Pay raises helped stunt overtures for assistants at Clemson and Florida State this offseason, forcing the annual traveling coaching carousel to reroute around the two campuses.

It's why both schools were not involved in Tuesday's and Wednesday's lists of the new assistant coaches fielding the toughest jobs in the ACC. That isn't to imply each staff won't have a few tough gigs as preseason camp rolls around.

Here's the assistant for Clemson and Florida State with the toughest challenges entering 2016.

Mike Reed, Clemson defensive backs coach. The Tigers have one of the country's best coaching staffs, especially on the defensive side of the ball. If there were lingering questions about their coaching chops heading into last season, they were squashed after the defense didn't slip despite replacing half of its starters. That will be the case again this fall, and Reed loses three in the backfield with a combined 71 starts. Cordrea Tankersley returns (as does reserve DB/LB Korrin Wiggins from injury), but the other three listed starters combined for only 353 snaps entering the national championship game. As Reed coaches up an inexperienced group, he might not have the benefit of a dominant pass rush, too. The defensive line loses Shaq Lawson and Kevin Dodd, who combined for 24.5 sacks in 2015. The secondary will also need to find its leading voice, a player able to align the backfield correctly.

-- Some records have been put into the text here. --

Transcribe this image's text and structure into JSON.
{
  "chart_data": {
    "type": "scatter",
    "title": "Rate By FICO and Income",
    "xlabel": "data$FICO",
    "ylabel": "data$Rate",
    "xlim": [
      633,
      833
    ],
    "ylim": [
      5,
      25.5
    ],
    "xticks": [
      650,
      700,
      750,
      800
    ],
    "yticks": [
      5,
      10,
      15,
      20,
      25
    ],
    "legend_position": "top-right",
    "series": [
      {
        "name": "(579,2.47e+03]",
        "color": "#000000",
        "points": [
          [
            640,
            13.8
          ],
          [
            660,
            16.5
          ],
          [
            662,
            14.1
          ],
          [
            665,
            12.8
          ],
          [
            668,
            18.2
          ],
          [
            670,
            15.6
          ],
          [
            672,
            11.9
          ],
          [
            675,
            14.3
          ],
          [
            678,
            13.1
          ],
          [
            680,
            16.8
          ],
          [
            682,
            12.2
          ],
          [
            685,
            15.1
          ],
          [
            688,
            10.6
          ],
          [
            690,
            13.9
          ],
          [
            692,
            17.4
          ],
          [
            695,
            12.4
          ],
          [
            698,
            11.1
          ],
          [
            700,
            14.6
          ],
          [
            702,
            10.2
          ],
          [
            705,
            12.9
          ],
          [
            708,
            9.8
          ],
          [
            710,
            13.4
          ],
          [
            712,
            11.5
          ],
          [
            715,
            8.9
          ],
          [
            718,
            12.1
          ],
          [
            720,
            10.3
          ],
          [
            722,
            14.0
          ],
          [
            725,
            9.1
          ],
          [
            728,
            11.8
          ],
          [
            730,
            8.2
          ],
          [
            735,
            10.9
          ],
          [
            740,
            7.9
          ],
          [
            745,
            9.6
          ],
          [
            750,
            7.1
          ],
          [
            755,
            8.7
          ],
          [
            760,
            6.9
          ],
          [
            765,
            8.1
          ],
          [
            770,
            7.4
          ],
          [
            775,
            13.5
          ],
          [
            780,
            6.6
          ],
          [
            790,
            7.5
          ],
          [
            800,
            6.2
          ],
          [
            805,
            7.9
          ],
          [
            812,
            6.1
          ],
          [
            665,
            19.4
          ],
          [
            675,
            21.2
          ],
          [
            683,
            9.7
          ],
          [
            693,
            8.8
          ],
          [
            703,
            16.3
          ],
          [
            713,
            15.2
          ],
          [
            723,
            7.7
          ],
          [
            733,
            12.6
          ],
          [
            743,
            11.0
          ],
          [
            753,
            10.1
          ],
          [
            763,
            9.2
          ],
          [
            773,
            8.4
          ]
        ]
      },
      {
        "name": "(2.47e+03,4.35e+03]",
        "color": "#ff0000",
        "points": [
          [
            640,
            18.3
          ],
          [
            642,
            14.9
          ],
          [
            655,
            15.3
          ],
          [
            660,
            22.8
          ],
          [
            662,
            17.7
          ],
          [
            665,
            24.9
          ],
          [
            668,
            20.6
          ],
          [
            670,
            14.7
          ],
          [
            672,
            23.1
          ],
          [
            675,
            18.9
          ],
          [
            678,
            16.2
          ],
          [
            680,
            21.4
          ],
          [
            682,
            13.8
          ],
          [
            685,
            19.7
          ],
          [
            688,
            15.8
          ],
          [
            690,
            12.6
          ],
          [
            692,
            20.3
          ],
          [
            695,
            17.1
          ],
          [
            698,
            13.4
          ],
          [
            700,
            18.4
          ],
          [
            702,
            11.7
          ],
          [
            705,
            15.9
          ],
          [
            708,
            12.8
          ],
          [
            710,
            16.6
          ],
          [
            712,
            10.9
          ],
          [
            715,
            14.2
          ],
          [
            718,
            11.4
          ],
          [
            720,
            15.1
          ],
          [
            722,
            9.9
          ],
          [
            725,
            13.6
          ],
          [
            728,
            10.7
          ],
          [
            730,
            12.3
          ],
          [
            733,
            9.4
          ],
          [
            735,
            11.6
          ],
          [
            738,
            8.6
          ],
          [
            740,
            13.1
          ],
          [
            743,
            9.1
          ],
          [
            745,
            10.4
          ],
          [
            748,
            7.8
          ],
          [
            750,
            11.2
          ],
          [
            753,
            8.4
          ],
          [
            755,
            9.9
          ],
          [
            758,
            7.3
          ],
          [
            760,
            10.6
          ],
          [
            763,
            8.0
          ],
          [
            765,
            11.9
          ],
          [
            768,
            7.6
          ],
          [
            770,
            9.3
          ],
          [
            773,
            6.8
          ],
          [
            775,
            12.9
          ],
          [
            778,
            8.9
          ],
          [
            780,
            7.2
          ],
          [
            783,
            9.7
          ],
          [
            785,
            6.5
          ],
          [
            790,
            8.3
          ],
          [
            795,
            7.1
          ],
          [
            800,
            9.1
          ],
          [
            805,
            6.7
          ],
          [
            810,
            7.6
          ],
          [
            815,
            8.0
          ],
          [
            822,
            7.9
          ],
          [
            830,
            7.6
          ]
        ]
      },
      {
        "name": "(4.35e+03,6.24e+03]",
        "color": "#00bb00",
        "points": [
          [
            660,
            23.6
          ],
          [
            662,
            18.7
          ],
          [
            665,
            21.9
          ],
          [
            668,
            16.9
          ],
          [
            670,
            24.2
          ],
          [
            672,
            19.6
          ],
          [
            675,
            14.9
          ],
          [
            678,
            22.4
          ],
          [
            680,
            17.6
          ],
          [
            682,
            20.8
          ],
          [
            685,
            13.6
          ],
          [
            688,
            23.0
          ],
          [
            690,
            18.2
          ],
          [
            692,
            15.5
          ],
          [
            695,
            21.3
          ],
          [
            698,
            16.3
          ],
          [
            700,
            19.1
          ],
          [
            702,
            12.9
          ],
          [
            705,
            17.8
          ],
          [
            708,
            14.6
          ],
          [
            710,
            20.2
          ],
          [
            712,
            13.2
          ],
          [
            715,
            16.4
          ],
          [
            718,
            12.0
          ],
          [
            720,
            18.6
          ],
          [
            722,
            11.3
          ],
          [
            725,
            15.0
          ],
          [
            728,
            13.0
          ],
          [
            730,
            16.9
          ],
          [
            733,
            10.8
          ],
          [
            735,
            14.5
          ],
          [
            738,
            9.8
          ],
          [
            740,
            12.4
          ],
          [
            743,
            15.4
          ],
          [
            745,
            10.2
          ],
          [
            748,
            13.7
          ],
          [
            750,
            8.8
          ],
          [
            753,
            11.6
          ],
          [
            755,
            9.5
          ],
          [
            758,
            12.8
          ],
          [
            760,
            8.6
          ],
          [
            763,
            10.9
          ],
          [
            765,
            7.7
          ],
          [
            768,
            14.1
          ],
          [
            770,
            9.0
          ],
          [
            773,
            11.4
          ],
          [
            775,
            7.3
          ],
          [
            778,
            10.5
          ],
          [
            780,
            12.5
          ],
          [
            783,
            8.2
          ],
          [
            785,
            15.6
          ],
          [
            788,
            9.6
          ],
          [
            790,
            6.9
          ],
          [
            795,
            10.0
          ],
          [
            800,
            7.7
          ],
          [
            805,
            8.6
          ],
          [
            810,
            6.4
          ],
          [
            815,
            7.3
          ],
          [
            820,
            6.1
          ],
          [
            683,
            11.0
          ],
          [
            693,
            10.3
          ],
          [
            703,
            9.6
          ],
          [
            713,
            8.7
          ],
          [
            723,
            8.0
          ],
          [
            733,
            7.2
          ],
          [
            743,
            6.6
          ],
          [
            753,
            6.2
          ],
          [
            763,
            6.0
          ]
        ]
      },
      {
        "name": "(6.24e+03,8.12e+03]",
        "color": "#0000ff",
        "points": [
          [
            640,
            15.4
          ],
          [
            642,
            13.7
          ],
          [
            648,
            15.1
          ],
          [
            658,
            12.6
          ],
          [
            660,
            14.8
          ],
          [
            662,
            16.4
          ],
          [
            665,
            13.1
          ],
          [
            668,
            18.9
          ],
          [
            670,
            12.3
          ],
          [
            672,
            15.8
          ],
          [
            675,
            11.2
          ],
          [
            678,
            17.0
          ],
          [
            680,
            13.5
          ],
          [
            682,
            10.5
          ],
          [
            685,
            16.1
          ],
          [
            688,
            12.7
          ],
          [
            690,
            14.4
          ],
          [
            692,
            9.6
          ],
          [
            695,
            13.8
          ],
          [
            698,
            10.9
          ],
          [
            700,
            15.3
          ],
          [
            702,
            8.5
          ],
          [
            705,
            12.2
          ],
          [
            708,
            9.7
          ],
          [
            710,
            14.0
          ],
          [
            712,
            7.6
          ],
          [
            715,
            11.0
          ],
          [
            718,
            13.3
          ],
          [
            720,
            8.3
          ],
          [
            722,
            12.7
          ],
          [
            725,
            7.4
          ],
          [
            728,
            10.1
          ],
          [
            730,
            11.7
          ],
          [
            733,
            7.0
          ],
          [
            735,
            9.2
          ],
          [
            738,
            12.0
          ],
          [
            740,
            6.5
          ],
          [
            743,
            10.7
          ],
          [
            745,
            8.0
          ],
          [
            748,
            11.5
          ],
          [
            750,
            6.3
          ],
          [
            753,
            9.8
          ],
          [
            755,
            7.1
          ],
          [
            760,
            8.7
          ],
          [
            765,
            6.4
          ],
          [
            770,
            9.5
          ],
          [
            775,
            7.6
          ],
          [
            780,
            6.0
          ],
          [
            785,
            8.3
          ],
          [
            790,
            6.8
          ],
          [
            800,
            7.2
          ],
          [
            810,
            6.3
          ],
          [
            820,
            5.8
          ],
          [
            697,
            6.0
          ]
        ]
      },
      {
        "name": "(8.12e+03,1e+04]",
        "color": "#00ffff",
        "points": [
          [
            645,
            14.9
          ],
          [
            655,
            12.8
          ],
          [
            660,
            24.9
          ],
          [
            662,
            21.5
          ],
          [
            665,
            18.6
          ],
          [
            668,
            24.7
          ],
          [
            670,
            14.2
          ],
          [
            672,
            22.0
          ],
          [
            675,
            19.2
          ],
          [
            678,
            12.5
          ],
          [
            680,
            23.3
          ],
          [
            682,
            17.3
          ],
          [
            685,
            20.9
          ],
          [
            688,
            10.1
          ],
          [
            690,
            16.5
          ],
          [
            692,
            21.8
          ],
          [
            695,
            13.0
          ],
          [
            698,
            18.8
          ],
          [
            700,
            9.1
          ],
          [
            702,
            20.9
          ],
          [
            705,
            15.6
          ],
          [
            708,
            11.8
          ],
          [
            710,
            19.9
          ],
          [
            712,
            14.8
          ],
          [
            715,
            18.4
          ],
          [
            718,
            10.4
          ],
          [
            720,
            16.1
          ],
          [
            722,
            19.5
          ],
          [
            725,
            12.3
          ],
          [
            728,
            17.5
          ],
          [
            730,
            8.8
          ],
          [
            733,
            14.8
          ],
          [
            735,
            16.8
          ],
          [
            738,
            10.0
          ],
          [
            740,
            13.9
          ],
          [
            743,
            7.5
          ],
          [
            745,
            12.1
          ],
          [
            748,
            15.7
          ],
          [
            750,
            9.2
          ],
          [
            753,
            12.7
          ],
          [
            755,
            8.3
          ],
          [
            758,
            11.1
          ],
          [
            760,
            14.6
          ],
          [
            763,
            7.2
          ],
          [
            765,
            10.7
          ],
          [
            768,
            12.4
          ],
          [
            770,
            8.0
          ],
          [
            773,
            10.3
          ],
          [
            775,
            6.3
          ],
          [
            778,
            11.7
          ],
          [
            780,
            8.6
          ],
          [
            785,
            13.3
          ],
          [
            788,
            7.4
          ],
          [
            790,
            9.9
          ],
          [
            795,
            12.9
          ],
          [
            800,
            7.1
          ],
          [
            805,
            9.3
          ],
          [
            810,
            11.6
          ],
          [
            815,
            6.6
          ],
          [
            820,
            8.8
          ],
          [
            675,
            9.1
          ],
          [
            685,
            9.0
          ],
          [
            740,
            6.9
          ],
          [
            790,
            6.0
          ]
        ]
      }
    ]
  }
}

Lawrence Dawsey, Florida State receivers coach. The Seminoles had a tough time replacing Rashad Greene's consistency last season, and they've yet to find a threat comparable to the 6-foot-5, 230-pound Kelvin Benjamin, who departed after 2013. Few programs have recruited the position better than the Seminoles, but a true No. 1 receiver has not emerged since Greene left. George Campbell and Auden Tate came to the Seminoles as somewhat raw products, and as sophomores the two are still young. But Florida State needs an outside threat capable of winning contested throws and hauling in red zone targets, and the 6-foot-4 Campbell and 6-5 Tate are the tallest options. Junior Ermon Lane (6-3) was the No. 2 receiver nationally in the 2014 recruiting class. Travis Rudolph, Jesus Wilson and Kermit Whitfield form a solid group, but Fisher is also seeking more consistency from them. Their effectiveness should increase with the help of a physical option like Campbell, Lane and Tate attracting coverage.